Маловероятные были | страница 2



В тот последний раз, когда он был у меня, он рассказал, что встретил Нину, которую не встречал уже годы, был у нее — она переехала в Замоскворечье — в старом доме — он любит такие, — на антресолях. Она была замужем, разошлась, у нее сын лет двух — замечательный мальчик, Николай. Он ходил и говорил о ней и что-то недоговаривал, а я снимала с примуса кофе, наливала и слушала. Он выпил стакан, отломил печенье. Нет, он больше не хочет, хватит, — и точно эти слова перевернули какой-то рычаг.

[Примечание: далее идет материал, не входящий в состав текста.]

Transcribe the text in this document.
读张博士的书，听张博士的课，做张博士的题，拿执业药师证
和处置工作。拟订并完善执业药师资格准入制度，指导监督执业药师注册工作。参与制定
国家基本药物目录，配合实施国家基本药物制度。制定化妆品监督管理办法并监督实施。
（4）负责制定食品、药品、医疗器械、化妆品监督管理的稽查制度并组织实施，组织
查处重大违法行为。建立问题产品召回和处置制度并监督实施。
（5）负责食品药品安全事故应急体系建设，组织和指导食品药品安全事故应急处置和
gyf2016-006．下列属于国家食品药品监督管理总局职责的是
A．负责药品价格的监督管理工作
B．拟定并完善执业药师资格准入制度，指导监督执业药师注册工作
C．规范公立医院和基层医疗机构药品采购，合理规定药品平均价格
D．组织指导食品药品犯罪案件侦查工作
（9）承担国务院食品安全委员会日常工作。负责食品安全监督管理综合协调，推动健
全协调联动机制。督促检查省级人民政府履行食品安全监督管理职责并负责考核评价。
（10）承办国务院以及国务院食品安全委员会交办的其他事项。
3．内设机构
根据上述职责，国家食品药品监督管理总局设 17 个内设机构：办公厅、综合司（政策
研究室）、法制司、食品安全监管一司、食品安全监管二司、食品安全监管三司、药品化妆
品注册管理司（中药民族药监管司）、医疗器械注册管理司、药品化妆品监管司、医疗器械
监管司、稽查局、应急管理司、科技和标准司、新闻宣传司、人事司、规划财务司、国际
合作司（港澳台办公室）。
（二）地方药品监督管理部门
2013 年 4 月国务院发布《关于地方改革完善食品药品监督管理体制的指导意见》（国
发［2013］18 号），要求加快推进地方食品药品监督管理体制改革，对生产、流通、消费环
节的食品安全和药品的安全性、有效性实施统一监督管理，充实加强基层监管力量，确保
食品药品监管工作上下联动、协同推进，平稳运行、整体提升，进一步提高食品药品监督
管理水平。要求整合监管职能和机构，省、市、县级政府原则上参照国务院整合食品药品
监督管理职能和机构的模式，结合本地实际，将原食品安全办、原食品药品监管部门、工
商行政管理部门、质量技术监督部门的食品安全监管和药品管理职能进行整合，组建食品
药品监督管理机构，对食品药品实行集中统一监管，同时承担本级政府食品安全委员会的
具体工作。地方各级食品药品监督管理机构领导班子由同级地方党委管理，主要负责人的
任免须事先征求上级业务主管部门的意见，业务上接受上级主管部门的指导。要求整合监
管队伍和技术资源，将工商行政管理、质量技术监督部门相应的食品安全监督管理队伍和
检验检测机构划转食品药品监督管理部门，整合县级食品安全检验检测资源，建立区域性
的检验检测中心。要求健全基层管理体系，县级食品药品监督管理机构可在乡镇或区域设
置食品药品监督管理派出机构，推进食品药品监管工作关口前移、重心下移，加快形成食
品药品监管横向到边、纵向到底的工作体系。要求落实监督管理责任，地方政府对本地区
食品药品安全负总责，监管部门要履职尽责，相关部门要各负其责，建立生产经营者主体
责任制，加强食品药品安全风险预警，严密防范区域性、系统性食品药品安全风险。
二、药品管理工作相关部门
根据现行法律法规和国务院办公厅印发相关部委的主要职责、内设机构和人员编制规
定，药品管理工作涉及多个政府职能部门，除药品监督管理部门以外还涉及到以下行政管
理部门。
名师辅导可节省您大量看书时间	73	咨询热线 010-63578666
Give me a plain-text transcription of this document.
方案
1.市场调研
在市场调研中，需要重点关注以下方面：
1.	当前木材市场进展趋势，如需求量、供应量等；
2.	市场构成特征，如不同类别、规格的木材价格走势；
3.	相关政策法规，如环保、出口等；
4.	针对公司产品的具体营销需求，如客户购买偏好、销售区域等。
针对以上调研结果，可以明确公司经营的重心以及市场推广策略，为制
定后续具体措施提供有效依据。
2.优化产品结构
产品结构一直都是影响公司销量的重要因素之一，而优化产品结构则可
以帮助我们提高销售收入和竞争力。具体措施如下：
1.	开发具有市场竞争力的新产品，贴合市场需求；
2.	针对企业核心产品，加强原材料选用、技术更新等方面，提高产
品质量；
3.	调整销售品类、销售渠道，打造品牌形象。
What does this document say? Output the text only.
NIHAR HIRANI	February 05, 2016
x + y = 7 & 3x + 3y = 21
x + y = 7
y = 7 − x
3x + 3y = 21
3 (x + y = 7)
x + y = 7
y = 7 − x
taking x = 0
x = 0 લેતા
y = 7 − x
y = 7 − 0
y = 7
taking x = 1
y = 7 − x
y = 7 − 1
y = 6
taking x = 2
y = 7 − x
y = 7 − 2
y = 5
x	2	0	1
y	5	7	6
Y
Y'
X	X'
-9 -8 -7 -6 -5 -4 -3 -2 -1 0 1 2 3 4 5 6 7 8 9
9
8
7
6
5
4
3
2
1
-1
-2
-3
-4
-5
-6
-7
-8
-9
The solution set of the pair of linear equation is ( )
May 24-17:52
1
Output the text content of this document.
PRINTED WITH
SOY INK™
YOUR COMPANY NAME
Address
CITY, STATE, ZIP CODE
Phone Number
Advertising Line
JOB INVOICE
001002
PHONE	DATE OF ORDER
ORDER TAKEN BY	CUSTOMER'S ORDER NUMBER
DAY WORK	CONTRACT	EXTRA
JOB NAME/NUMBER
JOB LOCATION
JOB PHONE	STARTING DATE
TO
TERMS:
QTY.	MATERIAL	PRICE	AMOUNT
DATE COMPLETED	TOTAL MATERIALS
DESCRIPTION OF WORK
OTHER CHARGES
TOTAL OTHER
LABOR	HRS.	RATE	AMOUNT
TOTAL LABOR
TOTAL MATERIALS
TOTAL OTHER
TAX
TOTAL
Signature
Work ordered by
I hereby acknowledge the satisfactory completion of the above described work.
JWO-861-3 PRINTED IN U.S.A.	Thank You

— Да, — сказал он, останавливаясь у фортепьяно, — я теперь твердо знаю, — он повернулся и пошел меж тесно стоявших вещей, — всякое чувство можно остановить волей. Если физической близости не должно быть и ты это понял — можно остановить чувство, как бы сильно оно ни было. Но тут уж надо быть неумолимым к себе!

Его лицо (он, не заметив, вдруг стал на месте) было чуть поднято, он глядел немного вбок и вверх, отталкивая от комнаты взгляд, как лодку от берега; абрис верхней губы над полной нижней был овеян некоею важностью. Над решимостью — еще чем-то: прислушиванием. И был сдерживаемый восторг знания в этом отвернувшемся взгляде. Затем он вынул часы — старые, отцовские, на цепочке, — взял фуражку, пальто, тепло пожал руку.

И я могла обидеть этого человека! Когда же я увижу его?

Он не пришел ни в этот вечер, ни в следующий. А еще через день меня вызвали к телефону и сообщили, что приехали из Вологды родные — шесть дней назад около часу ночи под поездом погиб Леонид Федорович. Похоронен в Вологде, куда выезжали мать и сестра. Просят сообщить друзьям о девятом дне: панихида будет в такой-то церкви, в таком-то часу.

В неожиданном горе и в непонятности происшедшего (его нет — его никогда с нами не будет — и как мы — никто! — не чувствовали, что мы должны его потерять?), глядя на растерянные лица друг друга, повторяя слова, переданные по телефону, о неизвестности, как произошла смерть, — мы вспомнили ту, которую он любил. Нину. Ей надо было дать знать. И вот тут оказалось, что мы не знаем ни ее отчества, ни фамилии, и я ее видела раз, восемь лет перед тем, когда он зашел с ней в Музей изящных искусств, где я работала, и мы прошли втроем по верхним залам среди мраморных стен, статуй античного мира, под стеклянными потолками. На этом сказочном фоне мне запомнились большие глаза, карие, яркие, улыбка полного рта, рукопожатье нежной руки и моя нежность к той, которую полюбил Леонид. Но годы, один за другим, — это очень много людей, глаз, улыбок, рукопожатий, имен, отчеств, фамилий — и я совершенно не помнила, как звалась меж людей та юная женщина. Мне она была Нина — и все.